Ruddock, who saw his Wales side end a 27-year wait for a Grand Slam in 2005, admits he has not been impressed by a France side still smarting after a draw with Ireland and a defeat to England in Paris last weekend.
"I think they have got some of their own troubles in the way they are playing at the moment," said Ruddock.
"Even with some divisions in the camp last year, they got to a world cup final, but this season they appear all at sea. I really don't see France getting anywhere near Wales on the day."
Owen, who won 41 international caps, added: "I can't see Wales losing it. They've worked so hard to get to this point and I think they will be too good for France.

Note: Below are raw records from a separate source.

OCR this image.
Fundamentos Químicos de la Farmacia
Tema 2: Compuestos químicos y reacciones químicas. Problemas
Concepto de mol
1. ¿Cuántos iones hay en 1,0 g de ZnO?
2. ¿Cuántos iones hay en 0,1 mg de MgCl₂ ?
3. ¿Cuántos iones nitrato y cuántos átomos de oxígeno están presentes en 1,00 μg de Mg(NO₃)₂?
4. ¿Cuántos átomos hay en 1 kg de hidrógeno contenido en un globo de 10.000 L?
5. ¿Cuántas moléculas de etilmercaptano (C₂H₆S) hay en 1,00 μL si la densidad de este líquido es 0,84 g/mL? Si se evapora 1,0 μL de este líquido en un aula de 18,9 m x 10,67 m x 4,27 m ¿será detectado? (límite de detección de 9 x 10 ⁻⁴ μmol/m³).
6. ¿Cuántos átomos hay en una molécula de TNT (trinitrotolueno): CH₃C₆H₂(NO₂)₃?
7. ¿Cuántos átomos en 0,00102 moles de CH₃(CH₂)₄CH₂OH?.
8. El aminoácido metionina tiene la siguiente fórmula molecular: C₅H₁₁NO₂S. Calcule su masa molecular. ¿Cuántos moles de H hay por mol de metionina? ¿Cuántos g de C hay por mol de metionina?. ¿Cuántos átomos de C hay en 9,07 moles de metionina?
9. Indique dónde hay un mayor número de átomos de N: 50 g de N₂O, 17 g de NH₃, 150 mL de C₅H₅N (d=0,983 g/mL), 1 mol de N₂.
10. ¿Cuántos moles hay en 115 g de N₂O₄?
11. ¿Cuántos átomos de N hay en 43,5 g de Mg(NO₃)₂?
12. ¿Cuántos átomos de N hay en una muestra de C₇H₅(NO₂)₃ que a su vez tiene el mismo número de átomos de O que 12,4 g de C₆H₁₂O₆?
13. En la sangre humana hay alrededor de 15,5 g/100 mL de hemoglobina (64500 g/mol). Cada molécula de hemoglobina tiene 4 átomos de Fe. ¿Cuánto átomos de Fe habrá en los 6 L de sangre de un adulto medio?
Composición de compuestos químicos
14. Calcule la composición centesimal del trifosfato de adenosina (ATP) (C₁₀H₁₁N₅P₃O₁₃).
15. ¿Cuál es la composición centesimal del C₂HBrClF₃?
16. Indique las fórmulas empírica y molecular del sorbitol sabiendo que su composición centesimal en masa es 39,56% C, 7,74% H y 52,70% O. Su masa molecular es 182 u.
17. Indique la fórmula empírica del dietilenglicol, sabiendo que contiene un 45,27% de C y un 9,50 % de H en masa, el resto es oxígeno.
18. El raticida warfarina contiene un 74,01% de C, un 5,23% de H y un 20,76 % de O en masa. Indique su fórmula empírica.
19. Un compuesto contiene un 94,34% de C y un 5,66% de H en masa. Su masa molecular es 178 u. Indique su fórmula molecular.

"The motivation for France may have slightly gone out of it because they are not going for the Grand Slam or the Championship having lost to England.
"But the level of motivation for Wales is huge and they've been getting better and better."
Ruddock, whose Irish Under-20's side will clinch their own Grand Slam if they beat England on Friday, hailed the way Gatland's Wales had kicked on from their impressive campaign at the 2011 World Cup in New Zealand.
Gatland, who masterminded his first Grand Slam with Wales in 2008, is on the brink of becoming a double Grand Slam coach if his side can claim victory over France in Cardiff.
Only John Dawes, who secured clean sweeps in 1976 and 1978, can currently boast to have claimed two Grand Slams for Wales.
"Everyone has been very impressed with Wales," said Ruddock.
"All the youngsters who came through during the World Cup have kicked on and the other thing that has impressed people is the physical size of the Welsh backs.
"That is a talking point over here in Ireland and people have been very impressed with what Warren has down with his squad.
"Wales started the Six Nations without Alun Wyn Jones, Matthew Rees and Gethin Jenkins, who weren't fit, and Shane Williams had retired and there was some work to do.
"But the guys who came in responded superbly, having said that the talk in Ireland is what if? What if Stephen Ferris' tackle hadn't been judged to have been illegal? Would Ireland be kicking on for a chance at the championship?
"Sometimes, you have to remember it is small margins but what has happened with Wales since then has been spectacular."